Menulis sebagai Terapi Jiwa
KETIKA kita punya cerita berupa kisah yang menguras energi, air mata, bahkan berdarah-darah dan kita sanggup melewati liku-liku luka itu dengan baik, sanggup melampauinya satu per satu hingga kau berada di titik saat ini, maka itu artinya kita memiliki kepribadian yang tangguh dan pantang menyerah. Ada kalanya kita merasa lelah butuh berhenti sesaat untuk istirahat. Namun dengan kesadaran penuh harus melanjutkan perjalanan.
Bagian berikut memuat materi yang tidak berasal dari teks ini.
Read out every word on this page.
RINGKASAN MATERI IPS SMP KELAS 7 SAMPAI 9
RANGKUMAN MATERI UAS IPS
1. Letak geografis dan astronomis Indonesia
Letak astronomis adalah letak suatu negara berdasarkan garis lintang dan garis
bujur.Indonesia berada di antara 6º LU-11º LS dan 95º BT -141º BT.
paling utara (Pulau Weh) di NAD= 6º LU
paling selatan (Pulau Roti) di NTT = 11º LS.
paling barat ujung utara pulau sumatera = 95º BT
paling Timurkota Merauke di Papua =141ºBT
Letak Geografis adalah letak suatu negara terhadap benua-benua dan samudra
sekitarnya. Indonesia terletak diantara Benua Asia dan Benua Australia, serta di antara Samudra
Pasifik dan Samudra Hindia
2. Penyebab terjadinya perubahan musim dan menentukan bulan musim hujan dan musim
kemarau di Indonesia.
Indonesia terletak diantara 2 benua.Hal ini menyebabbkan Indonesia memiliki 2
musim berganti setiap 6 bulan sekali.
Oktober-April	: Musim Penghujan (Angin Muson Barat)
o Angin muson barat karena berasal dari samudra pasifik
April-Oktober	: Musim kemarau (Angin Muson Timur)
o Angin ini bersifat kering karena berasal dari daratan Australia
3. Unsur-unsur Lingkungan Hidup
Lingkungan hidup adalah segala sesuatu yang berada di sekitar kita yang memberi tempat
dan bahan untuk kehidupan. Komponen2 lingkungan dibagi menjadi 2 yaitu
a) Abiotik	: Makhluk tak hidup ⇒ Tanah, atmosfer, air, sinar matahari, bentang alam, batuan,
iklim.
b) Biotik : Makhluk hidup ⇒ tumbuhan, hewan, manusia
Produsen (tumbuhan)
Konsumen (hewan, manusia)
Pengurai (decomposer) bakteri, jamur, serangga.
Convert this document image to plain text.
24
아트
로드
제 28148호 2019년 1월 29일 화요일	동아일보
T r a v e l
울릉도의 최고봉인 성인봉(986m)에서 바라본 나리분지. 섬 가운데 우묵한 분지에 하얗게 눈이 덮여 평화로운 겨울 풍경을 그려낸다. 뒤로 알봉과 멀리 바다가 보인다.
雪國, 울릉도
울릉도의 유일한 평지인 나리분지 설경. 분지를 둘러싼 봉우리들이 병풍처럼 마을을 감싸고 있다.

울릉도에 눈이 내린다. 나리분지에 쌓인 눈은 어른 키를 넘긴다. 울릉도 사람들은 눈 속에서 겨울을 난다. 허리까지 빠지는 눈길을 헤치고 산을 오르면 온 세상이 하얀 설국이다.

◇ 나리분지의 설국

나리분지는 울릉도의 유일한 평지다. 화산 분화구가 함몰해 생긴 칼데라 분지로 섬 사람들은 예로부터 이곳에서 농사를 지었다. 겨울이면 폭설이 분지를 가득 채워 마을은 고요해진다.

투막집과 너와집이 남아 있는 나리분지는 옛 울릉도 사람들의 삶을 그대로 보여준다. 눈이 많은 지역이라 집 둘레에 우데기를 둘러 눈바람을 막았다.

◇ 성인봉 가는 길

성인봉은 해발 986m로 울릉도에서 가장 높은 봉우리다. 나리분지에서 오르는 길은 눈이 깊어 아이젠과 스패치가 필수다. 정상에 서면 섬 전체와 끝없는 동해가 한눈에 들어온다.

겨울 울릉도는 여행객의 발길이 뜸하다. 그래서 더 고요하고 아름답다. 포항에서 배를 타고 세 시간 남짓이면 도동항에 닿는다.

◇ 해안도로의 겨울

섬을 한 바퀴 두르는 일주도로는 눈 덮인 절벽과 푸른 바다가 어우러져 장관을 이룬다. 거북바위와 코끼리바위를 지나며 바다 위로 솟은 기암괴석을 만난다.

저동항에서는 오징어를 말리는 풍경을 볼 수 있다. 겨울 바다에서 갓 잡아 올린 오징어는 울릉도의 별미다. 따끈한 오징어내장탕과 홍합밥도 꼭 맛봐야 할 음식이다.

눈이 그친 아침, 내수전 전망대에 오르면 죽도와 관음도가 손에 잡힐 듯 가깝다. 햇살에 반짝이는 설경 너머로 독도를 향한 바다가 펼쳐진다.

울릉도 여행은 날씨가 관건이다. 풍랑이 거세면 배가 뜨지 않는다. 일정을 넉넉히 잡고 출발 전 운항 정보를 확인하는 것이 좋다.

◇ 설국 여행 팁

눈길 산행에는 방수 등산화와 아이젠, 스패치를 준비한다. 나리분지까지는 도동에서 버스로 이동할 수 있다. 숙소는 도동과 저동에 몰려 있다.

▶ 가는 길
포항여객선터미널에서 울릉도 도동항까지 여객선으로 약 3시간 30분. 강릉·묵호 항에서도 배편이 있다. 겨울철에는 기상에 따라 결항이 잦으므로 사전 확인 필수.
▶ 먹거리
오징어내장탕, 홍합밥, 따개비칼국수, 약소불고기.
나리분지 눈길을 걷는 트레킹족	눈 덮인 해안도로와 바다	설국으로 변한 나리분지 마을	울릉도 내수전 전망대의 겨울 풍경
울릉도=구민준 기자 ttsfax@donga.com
Boleh menangis, lelah dan istirahat, tapi jangan lupa lanjutkan langkah. Semua hal yang kita lewati itu memang tak harus dikabarkan, namun tak juga harus dilupakan begitu saja.
Semua itu proses jatuh bangun jatuh bangun menaiki anak tangga fase-fase kehidupan. Kita boleh mengabadikan momennya, boleh mencatatnya, mana tahu kelak kita membutihkan semacam “alarm” untuk menolak lupa dan kembali bernostalgia dengan kenangan-kenangan pahit yang kerap membentur-benturkan diri kita dalam kenyataan-kenyataan yang di luar ekspektasi kita, sehingga membentuk pribadi kita saat ini. Meminjam istilah Tan Malaka; “hidup itu terbentur, terbentur, terbentur, lalu terbentuk.” Mereka dalam menempuh jalan itu akan mengalami ujian, ujian, ujian, baru kemudian bisa menjadi manusia berkarakter.
Tentu saja kita boleh menyimpannya dalam laci ingatan jadi milik sendiri. Tetapi tidak ada juga yang melarang untuk dibagikan kepada teman-teman, siapa tahu ada yang senasib, dan mana tahu ada bonus-bonus lain, misalnya kisah tersebut mampu memberi inspirasi bagi pembaca. Semua punya pilihan masing-masing. Kalau toh menjadi sebuah karya, saya percaya karya itu akan menemukan takdirnya. Apalagi karya yang dahsyat, bonus-bonus lainnya pasti mengikuti. Menjadikan pengalaman sebagai bagian dari proses kreatif tentu selain sebagai self-healing, katarsis, sekaligus mampu menghasilkan karya yang tidak datar-datar saja mirip penggaris.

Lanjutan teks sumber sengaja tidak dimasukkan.